# Forum Home Renovation Fences & Screens  Wooden fences harbour bugs Solution needed.

## Moondog55

The wooden fence that borders our vegie garden is the hiding place for millions of bugs and they are the kiss of doom for young seedlings and they ruin good fruit. 
Before I start to plant; and that might not be until next Spring; is there a better solution to this problem than the house spray. https://www.bigw.com.au/product/mort...y-2l/p/196774/ 
I'm going to hose out that gap between rail and paving before I spray but it doesn't really last all that long outside on the fence. Perhaps a month or two at best.

----------


## r3nov8or

For ants I use that stuff just once a year when I first see them. I guess its effectiveness depends on the bugs in question

----------


## joynz

What bugs specifically?

----------


## Moondog55

Bloody B-Dubbles.

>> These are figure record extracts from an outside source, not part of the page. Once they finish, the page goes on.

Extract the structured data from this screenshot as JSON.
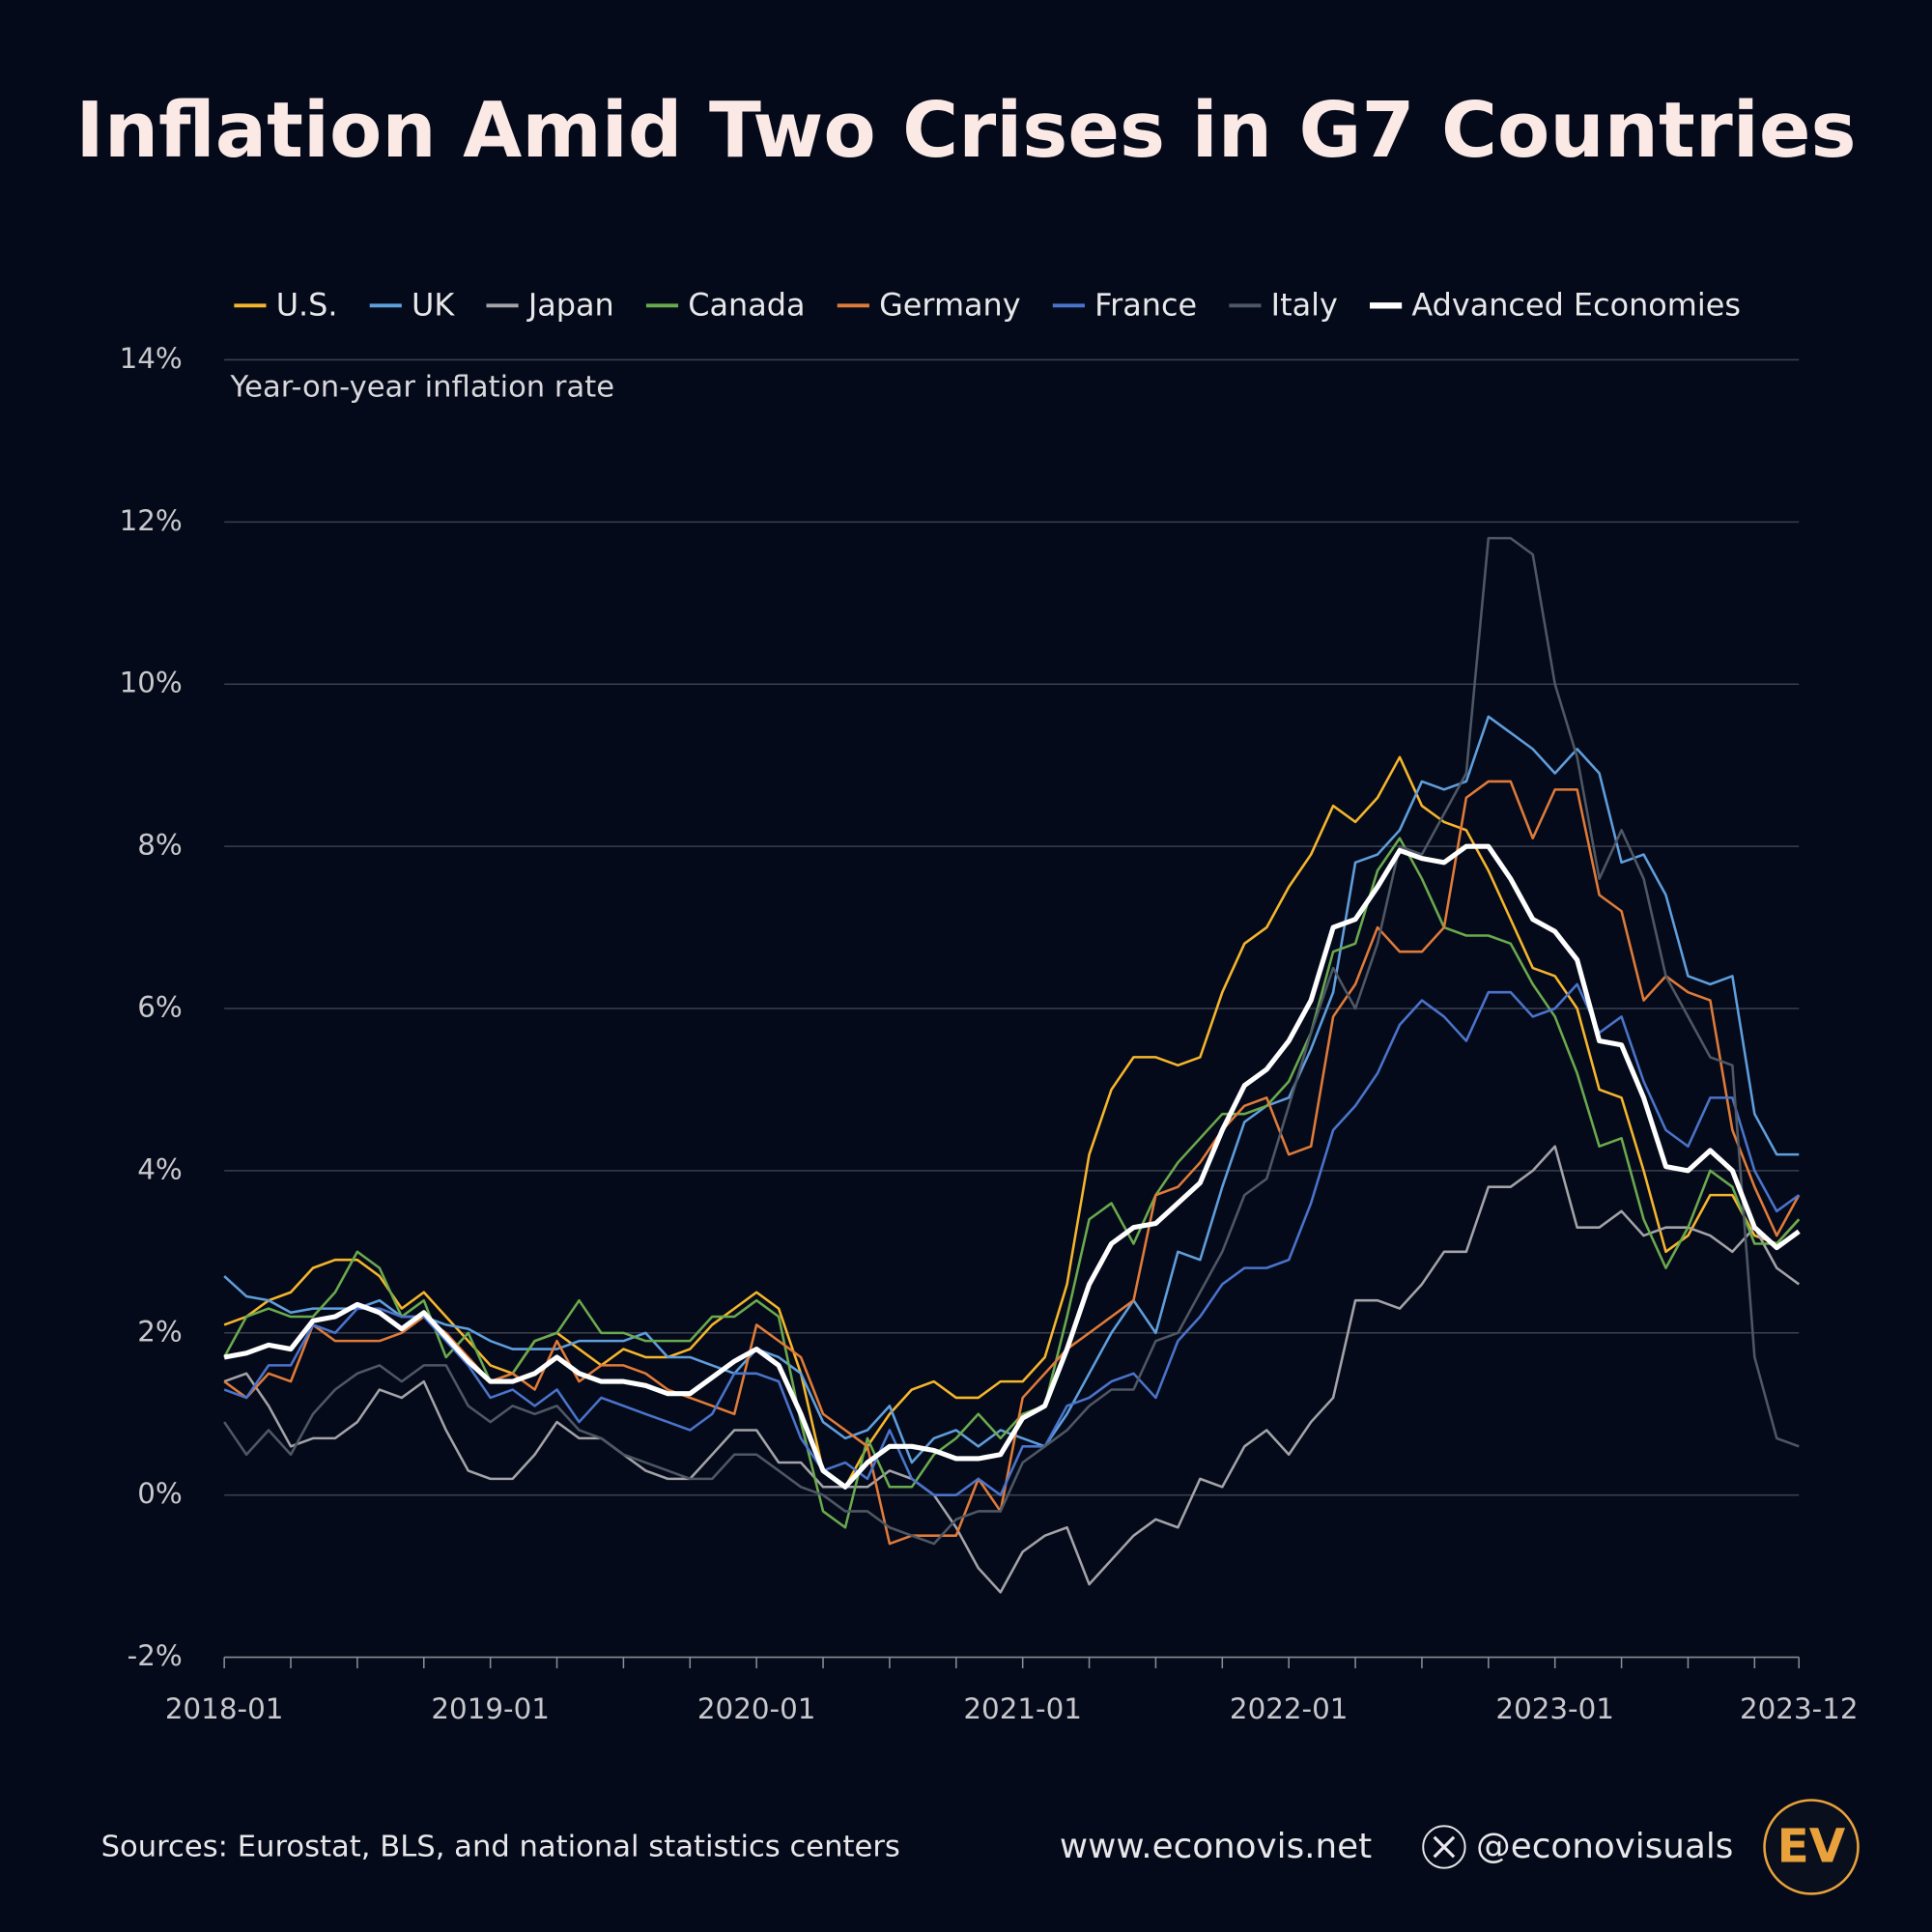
{
  "chart_data": {
    "type": "line",
    "title": "Inflation Amid Two Crises in G7 Countries",
    "y_label": "Year-on-year inflation rate",
    "categories": [
      "2018-01",
      null,
      null,
      null,
      null,
      null,
      null,
      null,
      null,
      null,
      null,
      null,
      "2019-01",
      null,
      null,
      null,
      null,
      null,
      null,
      null,
      null,
      null,
      null,
      null,
      "2020-01",
      null,
      null,
      null,
      null,
      null,
      null,
      null,
      null,
      null,
      null,
      null,
      "2021-01",
      null,
      null,
      null,
      null,
      null,
      null,
      null,
      null,
      null,
      null,
      null,
      "2022-01",
      null,
      null,
      null,
      null,
      null,
      null,
      null,
      null,
      null,
      null,
      null,
      "2023-01",
      null,
      null,
      null,
      null,
      null,
      null,
      null,
      null,
      null,
      null,
      "2023-12"
    ],
    "ylim": [
      -2,
      14
    ],
    "yticks": [
      {
        "value": -2,
        "label": "-2%"
      },
      {
        "value": 0,
        "label": "0%"
      },
      {
        "value": 2,
        "label": "2%"
      },
      {
        "value": 4,
        "label": "4%"
      },
      {
        "value": 6,
        "label": "6%"
      },
      {
        "value": 8,
        "label": "8%"
      },
      {
        "value": 10,
        "label": "10%"
      },
      {
        "value": 12,
        "label": "12%"
      },
      {
        "value": 14,
        "label": "14%"
      }
    ],
    "grid": true,
    "series": [
      {
        "name": "U.S.",
        "color": "#f6b62c",
        "values": [
          2.1,
          2.2,
          2.4,
          2.5,
          2.8,
          2.9,
          2.9,
          2.7,
          2.3,
          2.5,
          2.2,
          1.9,
          1.6,
          1.5,
          1.9,
          2.0,
          1.8,
          1.6,
          1.8,
          1.7,
          1.7,
          1.8,
          2.1,
          2.3,
          2.5,
          2.3,
          1.5,
          0.3,
          0.1,
          0.6,
          1.0,
          1.3,
          1.4,
          1.2,
          1.2,
          1.4,
          1.4,
          1.7,
          2.6,
          4.2,
          5.0,
          5.4,
          5.4,
          5.3,
          5.4,
          6.2,
          6.8,
          7.0,
          7.5,
          7.9,
          8.5,
          8.3,
          8.6,
          9.1,
          8.5,
          8.3,
          8.2,
          7.7,
          7.1,
          6.5,
          6.4,
          6.0,
          5.0,
          4.9,
          4.0,
          3.0,
          3.2,
          3.7,
          3.7,
          3.2,
          3.1,
          3.4
        ]
      },
      {
        "name": "UK",
        "color": "#5f9fdc",
        "values": [
          2.7,
          2.45,
          2.4,
          2.25,
          2.3,
          2.3,
          2.3,
          2.4,
          2.2,
          2.2,
          2.1,
          2.05,
          1.9,
          1.8,
          1.8,
          1.8,
          1.9,
          1.9,
          1.9,
          2.0,
          1.7,
          1.7,
          1.6,
          1.5,
          1.8,
          1.7,
          1.5,
          0.9,
          0.7,
          0.8,
          1.1,
          0.4,
          0.7,
          0.8,
          0.6,
          0.8,
          0.7,
          0.6,
          1.0,
          1.5,
          2.0,
          2.4,
          2.0,
          3.0,
          2.9,
          3.8,
          4.6,
          4.8,
          4.9,
          5.5,
          6.2,
          7.8,
          7.9,
          8.2,
          8.8,
          8.7,
          8.8,
          9.6,
          9.4,
          9.2,
          8.9,
          9.2,
          8.9,
          7.8,
          7.9,
          7.4,
          6.4,
          6.3,
          6.4,
          4.7,
          4.2,
          4.2
        ]
      },
      {
        "name": "Japan",
        "color": "#a3a3a8",
        "values": [
          1.4,
          1.5,
          1.1,
          0.6,
          0.7,
          0.7,
          0.9,
          1.3,
          1.2,
          1.4,
          0.8,
          0.3,
          0.2,
          0.2,
          0.5,
          0.9,
          0.7,
          0.7,
          0.5,
          0.3,
          0.2,
          0.2,
          0.5,
          0.8,
          0.8,
          0.4,
          0.4,
          0.1,
          0.1,
          0.1,
          0.3,
          0.2,
          0.0,
          -0.4,
          -0.9,
          -1.2,
          -0.7,
          -0.5,
          -0.4,
          -1.1,
          -0.8,
          -0.5,
          -0.3,
          -0.4,
          0.2,
          0.1,
          0.6,
          0.8,
          0.5,
          0.9,
          1.2,
          2.4,
          2.4,
          2.3,
          2.6,
          3.0,
          3.0,
          3.8,
          3.8,
          4.0,
          4.3,
          3.3,
          3.3,
          3.5,
          3.2,
          3.3,
          3.3,
          3.2,
          3.0,
          3.3,
          2.8,
          2.6
        ]
      },
      {
        "name": "Canada",
        "color": "#6aaa4e",
        "values": [
          1.7,
          2.2,
          2.3,
          2.2,
          2.2,
          2.5,
          3.0,
          2.8,
          2.2,
          2.4,
          1.7,
          2.0,
          1.4,
          1.5,
          1.9,
          2.0,
          2.4,
          2.0,
          2.0,
          1.9,
          1.9,
          1.9,
          2.2,
          2.2,
          2.4,
          2.2,
          0.9,
          -0.2,
          -0.4,
          0.7,
          0.1,
          0.1,
          0.5,
          0.7,
          1.0,
          0.7,
          1.0,
          1.1,
          2.2,
          3.4,
          3.6,
          3.1,
          3.7,
          4.1,
          4.4,
          4.7,
          4.7,
          4.8,
          5.1,
          5.7,
          6.7,
          6.8,
          7.7,
          8.1,
          7.6,
          7.0,
          6.9,
          6.9,
          6.8,
          6.3,
          5.9,
          5.2,
          4.3,
          4.4,
          3.4,
          2.8,
          3.3,
          4.0,
          3.8,
          3.1,
          3.1,
          3.4
        ]
      },
      {
        "name": "Germany",
        "color": "#e07b39",
        "values": [
          1.4,
          1.2,
          1.5,
          1.4,
          2.1,
          1.9,
          1.9,
          1.9,
          2.0,
          2.2,
          2.0,
          1.7,
          1.4,
          1.5,
          1.3,
          1.9,
          1.4,
          1.6,
          1.6,
          1.5,
          1.3,
          1.2,
          1.1,
          1.0,
          2.1,
          1.9,
          1.7,
          1.0,
          0.8,
          0.6,
          -0.6,
          -0.5,
          -0.5,
          -0.5,
          0.2,
          -0.2,
          1.2,
          1.5,
          1.8,
          2.0,
          2.2,
          2.4,
          3.7,
          3.8,
          4.1,
          4.5,
          4.8,
          4.9,
          4.2,
          4.3,
          5.9,
          6.3,
          7.0,
          6.7,
          6.7,
          7.0,
          8.6,
          8.8,
          8.8,
          8.1,
          8.7,
          8.7,
          7.4,
          7.2,
          6.1,
          6.4,
          6.2,
          6.1,
          4.5,
          3.8,
          3.2,
          3.7
        ]
      },
      {
        "name": "France",
        "color": "#4a74cc",
        "values": [
          1.3,
          1.2,
          1.6,
          1.6,
          2.1,
          2.0,
          2.3,
          2.3,
          2.2,
          2.2,
          1.9,
          1.6,
          1.2,
          1.3,
          1.1,
          1.3,
          0.9,
          1.2,
          1.1,
          1.0,
          0.9,
          0.8,
          1.0,
          1.5,
          1.5,
          1.4,
          0.7,
          0.3,
          0.4,
          0.2,
          0.8,
          0.2,
          0.0,
          0.0,
          0.2,
          0.0,
          0.6,
          0.6,
          1.1,
          1.2,
          1.4,
          1.5,
          1.2,
          1.9,
          2.2,
          2.6,
          2.8,
          2.8,
          2.9,
          3.6,
          4.5,
          4.8,
          5.2,
          5.8,
          6.1,
          5.9,
          5.6,
          6.2,
          6.2,
          5.9,
          6.0,
          6.3,
          5.7,
          5.9,
          5.1,
          4.5,
          4.3,
          4.9,
          4.9,
          4.0,
          3.5,
          3.7
        ]
      },
      {
        "name": "Italy",
        "color": "#4e5864",
        "values": [
          0.9,
          0.5,
          0.8,
          0.5,
          1.0,
          1.3,
          1.5,
          1.6,
          1.4,
          1.6,
          1.6,
          1.1,
          0.9,
          1.1,
          1.0,
          1.1,
          0.8,
          0.7,
          0.5,
          0.4,
          0.3,
          0.2,
          0.2,
          0.5,
          0.5,
          0.3,
          0.1,
          0.0,
          -0.2,
          -0.2,
          -0.4,
          -0.5,
          -0.6,
          -0.3,
          -0.2,
          -0.2,
          0.4,
          0.6,
          0.8,
          1.1,
          1.3,
          1.3,
          1.9,
          2.0,
          2.5,
          3.0,
          3.7,
          3.9,
          4.8,
          5.7,
          6.5,
          6.0,
          6.8,
          8.0,
          7.9,
          8.4,
          8.9,
          11.8,
          11.8,
          11.6,
          10.0,
          9.1,
          7.6,
          8.2,
          7.6,
          6.4,
          5.9,
          5.4,
          5.3,
          1.7,
          0.7,
          0.6
        ]
      },
      {
        "name": "Advanced Economies",
        "color": "#ffffff",
        "values": [
          1.7,
          1.75,
          1.85,
          1.8,
          2.15,
          2.2,
          2.35,
          2.25,
          2.05,
          2.25,
          1.95,
          1.65,
          1.4,
          1.4,
          1.5,
          1.7,
          1.5,
          1.4,
          1.4,
          1.35,
          1.25,
          1.25,
          1.45,
          1.65,
          1.8,
          1.6,
          1.0,
          0.3,
          0.1,
          0.4,
          0.6,
          0.6,
          0.55,
          0.45,
          0.45,
          0.5,
          0.95,
          1.1,
          1.8,
          2.6,
          3.1,
          3.3,
          3.35,
          3.6,
          3.85,
          4.5,
          5.05,
          5.25,
          5.6,
          6.1,
          7.0,
          7.1,
          7.5,
          7.95,
          7.85,
          7.8,
          8.0,
          8.0,
          7.6,
          7.1,
          6.95,
          6.6,
          5.6,
          5.55,
          4.9,
          4.05,
          4.0,
          4.25,
          4.0,
          3.3,
          3.05,
          3.25
        ]
      }
    ]
  },
  "footer": {
    "sources": "Sources: Eurostat, BLS, and national statistics centers",
    "website": "www.econovis.net",
    "handle": "@econovisuals",
    "logo": "EV"
  }
}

Sheild bugs
Sap sucking bloody things

----------


## Bart1080

https://plantdoctor.co.nz/problem-fi...zara-viridula/ https://blog.fantasticservices.com/s...d-your-garden/ 
What are your young seedlings doing when they are affected?
If they are snapped off at ground level...could be birds or slugs.

----------


## Moondog55

Definitely shield bugs, literally thousands of them and neither chillie spray or garlic spray deters them, they love my galric seedlings and the chillie fruit and ruin them. I'm trying hard to keep the grass cut short and weed the garden but it does get away from me when also doing building work and looking after the housework

----------


## Marc

Did you try Diatomaceous earth?  https://www.ebay.com.au/itm/39340616...RoCNeYQAvD_BwE 
Not recommend this seller, there may be cheaper out there.

----------


## Moondog55

That's something I hadn't thought of Marc. Worth a try as I'll need to get it for the choox later on

----------


## David.Elliott

It works for the Choox

----------